Data releases today covered October data for personal income, consumer spending and the Personal Consumption Expenditures (PCE) price index that comprise the Fed’s announced inflation target. Income growth was soft and PCE inflation was softer, but consumer spending grew decently. Overall, the news is probably net constructive for bond markets, as the inflation data help cement the idea that the Fed is done tightening, while the income data cast more doubt on the strength of consumer spending going forward.
Having said that, though, October data show the consumer continuing to spend anyway. Meanwhile, as of this writing, bond prices have moved a bit lower today, but after the sharp gains of the month to date, this likely reflects profit-taking, rather than any disappointment in the data.
Total personal income rose 0.2% in October, with the September estimate revised up by 0.1%. That gain accrued mainly from proprietors’ income and capital income, as private-sector wage and salary incomes rose only 0.1%, and that was fully offset by a -0.1% revision to the estimated September level. This latter softness is a reflection of the nondescript October jobs data released earlier this month.

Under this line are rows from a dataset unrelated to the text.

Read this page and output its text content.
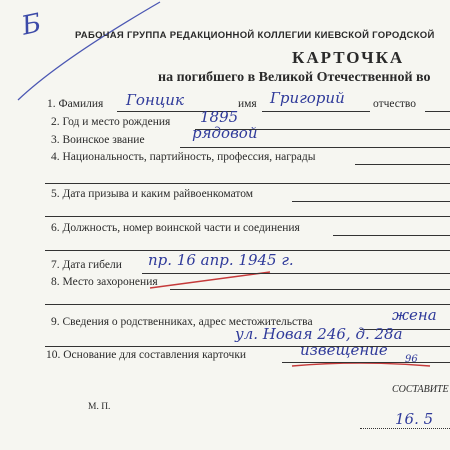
Б	РАБОЧАЯ ГРУППА РЕДАКЦИОННОЙ КОЛЛЕГИИ КИЕВСКОЙ ГОРОДСКОЙ
КАРТОЧКА
на погибшего в Великой Отечественной во
1. Фамилия Гонцик	имя Григорий отчество
2. Год и место рождения 1895
3. Воинское звание	рядовой
4. Национальность, партийность, профессия, награды
5. Дата призыва и каким райвоенкоматом
6. Должность, номер воинской части и соединения
7. Дата гибели пр. 16 апр. 1945 г.
8. Место захоронения
9. Сведения о родственниках, адрес местожительства	жена
ул. Новая 246, д. 28а
10. Основание для составления карточки	извещение
96
М. П.
СОСТАВИТЕ
16. 5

As soft as the income growth was, it still allowed some gains in real income, thanks to very low October PCE inflation. The headline PCE index registered an increase of less than 0.05%, which annualizes to a pace of 0.6% per year. As you likely know, the Fed actually targets the core PCE, that is, PCE inflation excluding food and energy. That measure showed a 2.0% annualized rate of increase in October, right at the Fed’s target. Indeed, this measure has averaged only 2.5% annualized inflation over the last six months.

Keep in mind too that stated core PCE inflation includes shelter prices, which are still being reported as rising at a 6% annualized rate. Fed Chair Powell himself has acknowledged that shelter prices are currently overstating on-the-ground realities, thanks to technical lags in the government’s reporting practices. To remedy that, Mr. Powell has suggested looking at core inflation excluding shelter. That measure showed only a 1.3% annualized rate of inflation in October and has averaged 1.8% over the last six months.

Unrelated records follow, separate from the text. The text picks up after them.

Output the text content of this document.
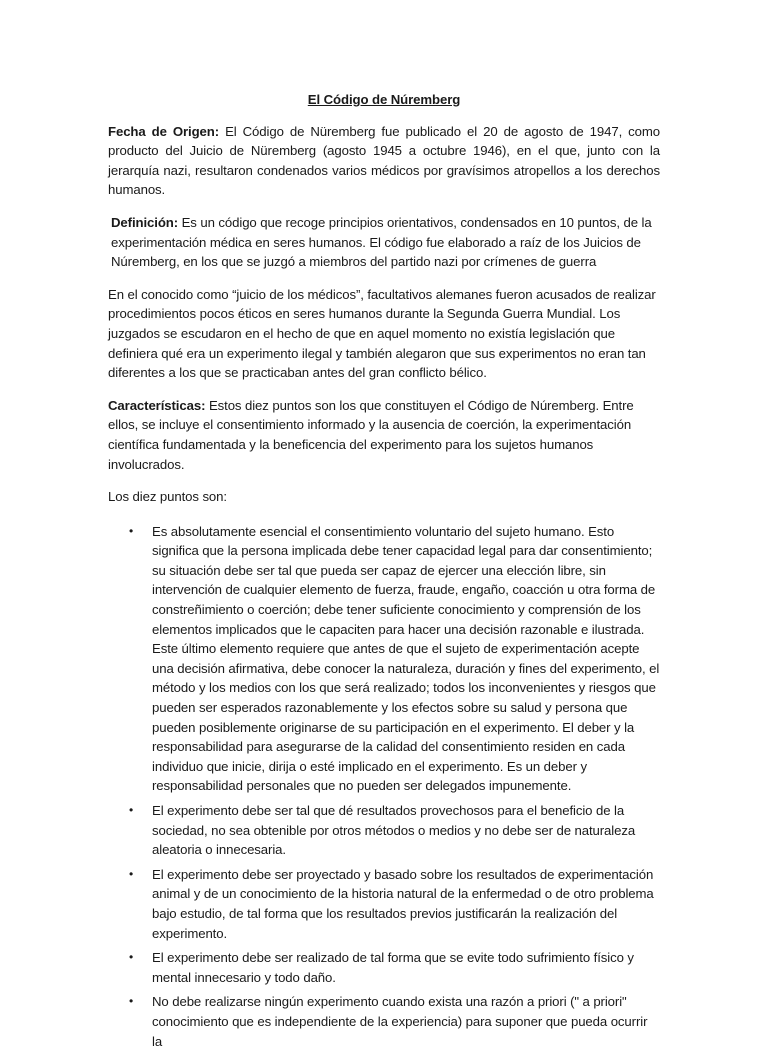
El Código de Núremberg

Fecha de Origen: El Código de Nüremberg fue publicado el 20 de agosto de 1947, como producto del Juicio de Nüremberg (agosto 1945 a octubre 1946), en el que, junto con la jerarquía nazi, resultaron condenados varios médicos por gravísimos atropellos a los derechos humanos.

Definición: Es un código que recoge principios orientativos, condensados en 10 puntos, de la experimentación médica en seres humanos. El código fue elaborado a raíz de los Juicios de Núremberg, en los que se juzgó a miembros del partido nazi por crímenes de guerra

En el conocido como “juicio de los médicos”, facultativos alemanes fueron acusados de realizar procedimientos pocos éticos en seres humanos durante la Segunda Guerra Mundial. Los juzgados se escudaron en el hecho de que en aquel momento no existía legislación que definiera qué era un experimento ilegal y también alegaron que sus experimentos no eran tan diferentes a los que se practicaban antes del gran conflicto bélico.

Características: Estos diez puntos son los que constituyen el Código de Núremberg. Entre ellos, se incluye el consentimiento informado y la ausencia de coerción, la experimentación científica fundamentada y la beneficencia del experimento para los sujetos humanos involucrados.

Los diez puntos son:

• Es absolutamente esencial el consentimiento voluntario del sujeto humano. Esto significa que la persona implicada debe tener capacidad legal para dar consentimiento; su situación debe ser tal que pueda ser capaz de ejercer una elección libre, sin intervención de cualquier elemento de fuerza, fraude, engaño, coacción u otra forma de constreñimiento o coerción; debe tener suficiente conocimiento y comprensión de los elementos implicados que le capaciten para hacer una decisión razonable e ilustrada. Este último elemento requiere que antes de que el sujeto de experimentación acepte una decisión afirmativa, debe conocer la naturaleza, duración y fines del experimento, el método y los medios con los que será realizado; todos los inconvenientes y riesgos que pueden ser esperados razonablemente y los efectos sobre su salud y persona que pueden posiblemente originarse de su participación en el experimento. El deber y la responsabilidad para asegurarse de la calidad del consentimiento residen en cada individuo que inicie, dirija o esté implicado en el experimento. Es un deber y responsabilidad personales que no pueden ser delegados impunemente.
• El experimento debe ser tal que dé resultados provechosos para el beneficio de la sociedad, no sea obtenible por otros métodos o medios y no debe ser de naturaleza aleatoria o innecesaria.
• El experimento debe ser proyectado y basado sobre los resultados de experimentación animal y de un conocimiento de la historia natural de la enfermedad o de otro problema bajo estudio, de tal forma que los resultados previos justificarán la realización del experimento.
• El experimento debe ser realizado de tal forma que se evite todo sufrimiento físico y mental innecesario y todo daño.
• No debe realizarse ningún experimento cuando exista una razón a priori (" a priori" conocimiento que es independiente de la experiencia) para suponer que pueda ocurrir la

One month does not make a trend, but it could be argued that six months do. Upon acknowledging the technical flaws in the data which Mr. Powell himself has mentioned, PCE inflation has been compatible with Fed targets—even below them—for half a year. That should be enough to get the Fed’s attention.
Finally, the consumer spending data showed 0.2% non-annualized gains in real spending on both core goods and core services. Goods spending saw a slight 0.1% upward revision to September levels, but services spending showed a substantial, -0.4% revision to September. Even with that revision, services spending still continues to grow decently, as you can see in the chart. Goods spending has slowed slightly from its robust pace around mid-year, but it too is still growing at a decent pace.
As we have recounted previously, consumer spending is growing faster than is consistent with reported growth in personal incomes. We have been expecting consumption to move more in line with income, but as of October data, we are still waiting.